El Texto de Textos nos revela en Deuteronomio 5:12, “Trabaja seis días, y haz en ellos todo lo que tengas que hacer, pero observa el séptimo día como día de reposo para honrar al Señor tu Creador.
El concepto de reposo al que en ocasiones se nos hace referencia, para decirnos que el Creador descansó un día después de completar su creación, nos indica que Él cesó de ella. Esto es diferente a pensar que Él necesita descansar, ya que Él no desfallece, ni se fatiga. Lo que quiere decir que reposó (נוּחַ, nuaj) que, se dedicó a guiar al ser humano, quien debe mantener su continua alternancia entre hacer y descansar. Fatiga que, se combina con el ocio, en un proceso de vida que culmina al ser purificados y llegar a lo eterno, donde se consumará la actividad creadora. Momento en donde los seres humanos terminamos entendiendo, gracias a nuestras vivencias, el manejo de nuestro libre albedrío.

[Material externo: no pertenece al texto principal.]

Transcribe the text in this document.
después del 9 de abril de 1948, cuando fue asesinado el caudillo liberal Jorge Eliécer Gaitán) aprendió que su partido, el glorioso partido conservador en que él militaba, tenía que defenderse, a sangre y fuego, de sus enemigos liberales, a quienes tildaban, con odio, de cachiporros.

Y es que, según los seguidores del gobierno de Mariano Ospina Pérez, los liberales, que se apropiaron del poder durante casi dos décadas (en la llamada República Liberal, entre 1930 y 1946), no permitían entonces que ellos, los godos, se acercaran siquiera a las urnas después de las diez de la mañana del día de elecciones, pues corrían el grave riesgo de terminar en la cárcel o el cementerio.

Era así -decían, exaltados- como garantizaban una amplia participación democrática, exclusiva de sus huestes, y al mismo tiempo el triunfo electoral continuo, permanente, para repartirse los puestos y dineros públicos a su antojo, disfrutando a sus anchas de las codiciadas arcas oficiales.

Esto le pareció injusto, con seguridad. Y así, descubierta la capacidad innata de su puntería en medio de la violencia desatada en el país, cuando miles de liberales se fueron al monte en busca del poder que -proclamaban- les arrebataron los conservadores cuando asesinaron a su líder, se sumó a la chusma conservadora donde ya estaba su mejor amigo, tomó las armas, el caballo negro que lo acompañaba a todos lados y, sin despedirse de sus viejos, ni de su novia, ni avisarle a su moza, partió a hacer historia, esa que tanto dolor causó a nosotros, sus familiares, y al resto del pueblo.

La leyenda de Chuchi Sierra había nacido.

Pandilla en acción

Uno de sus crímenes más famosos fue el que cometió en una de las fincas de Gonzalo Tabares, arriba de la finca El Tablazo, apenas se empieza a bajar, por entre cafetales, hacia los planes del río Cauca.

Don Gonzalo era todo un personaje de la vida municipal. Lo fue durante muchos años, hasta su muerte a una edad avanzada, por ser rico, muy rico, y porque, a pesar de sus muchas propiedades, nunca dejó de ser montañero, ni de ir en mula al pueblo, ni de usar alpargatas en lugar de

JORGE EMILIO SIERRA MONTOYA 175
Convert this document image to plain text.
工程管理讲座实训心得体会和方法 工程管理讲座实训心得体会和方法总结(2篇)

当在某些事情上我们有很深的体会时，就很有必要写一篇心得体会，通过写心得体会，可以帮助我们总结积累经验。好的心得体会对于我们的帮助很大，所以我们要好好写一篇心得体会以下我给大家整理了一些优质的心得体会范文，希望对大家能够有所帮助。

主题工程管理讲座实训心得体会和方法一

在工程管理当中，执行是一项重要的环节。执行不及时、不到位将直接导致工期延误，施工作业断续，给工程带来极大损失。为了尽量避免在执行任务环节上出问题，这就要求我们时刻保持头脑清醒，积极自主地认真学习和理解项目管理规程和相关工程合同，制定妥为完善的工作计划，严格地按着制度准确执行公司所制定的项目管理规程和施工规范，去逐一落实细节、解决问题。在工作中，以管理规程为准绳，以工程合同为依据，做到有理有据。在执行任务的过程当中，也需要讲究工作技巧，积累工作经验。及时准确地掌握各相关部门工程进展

Desde esa perspectiva, el conteo de los días de la semana hebrea se estableció desde el momento de la creación como un ciclo de siete días. Aunque parece algo obvio, la idea es que los seres humanos, gracias a esta secuencia, se organizarán y coordinarán sus búsquedas y deseos durante dichos ciclos, los mismos que varían según la cultura. Tarea que a su vez requiere de ese distanciamiento divino en pro que nuestros días, nombrados o enumerados, nos lleven hacia el momento de definir si aprendimos o no: séptimo día de la eternidad (וַיִּשְׁבֹּת, va-yishbot), כִּי בוֹשָׁבַת (ki vo shavat), donde ya no tendremos más opción de decidir, ya que nos debemos alinear o no a su eternidad.
El pueblo Judío nos habla de: שַׁבָּת (Shabat), palabra que nos recuerda más que aquel reposo divino, el descanso de nuestras actividades para enfocarnos solo en Él, en ese séptimo día donde todo esfuerzo cesará, momento eterno que será realmente el punto de inflexión en el cual el Creador nos espera, tiempo en el que cesó para bendecir su obra, convirtiendo ese instante eterno en un escenario especial. Paréntesis a través del cual se nos llama a alinearnos con Su voluntad, ofreciendo para ello nuestros dones y esfuerzos en pro de ese regocijo que nos comunica con Él.
Quienes confunden el concepto de día de descanso (נָח, naj), con la palabra reposo, obvian que toda la humanidad espera ese día, incluso mientras transcurren nuestras agitadas agendas. Día, en el cual descansaremos tanto de cuerpo, mente y alma. Oportunidad que realmente es para integrarnos al reino de los cielos, lo que resignifica al Shabat, dándole a ese punto de reencuentro una nueva interpretación en donde el deseo de recibir nos lleva más bien a llenarnos de las profundas enseñanzas de vida como lo expresa la Torá, dejándonos guiar por fin por el Creador al compenetrarnos con su plan de vida.
Aquel día entenderemos la importancia de ser ejemplos de vida (הודיע, hodiyah), palabra que viene de la raíz: י.ד.ע. (Y.D.A.) que significa también percibir, algo así como hacer que otros lo sepan. Esto nos invita a sabernos sus hijos y por ende a coexistir en dicha fraternidad para la cual todos nos intégranos a Él a través de esta Su obra, denotando en nuestros comportamientos que estamos anhelando ese día de descanso eterno en donde nunca más nos alejaremos de Él.
El Texto de Textos nos revela en Hebreos 4:9, “Por consiguiente, queda todavía un reposo especial para el pueblo del Creador; porque el que entra en el reposo del Creador descansa también de sus obras, así como el Creador descansó de las suyas.
Oremos anhelando entrar en el reposo del Creador.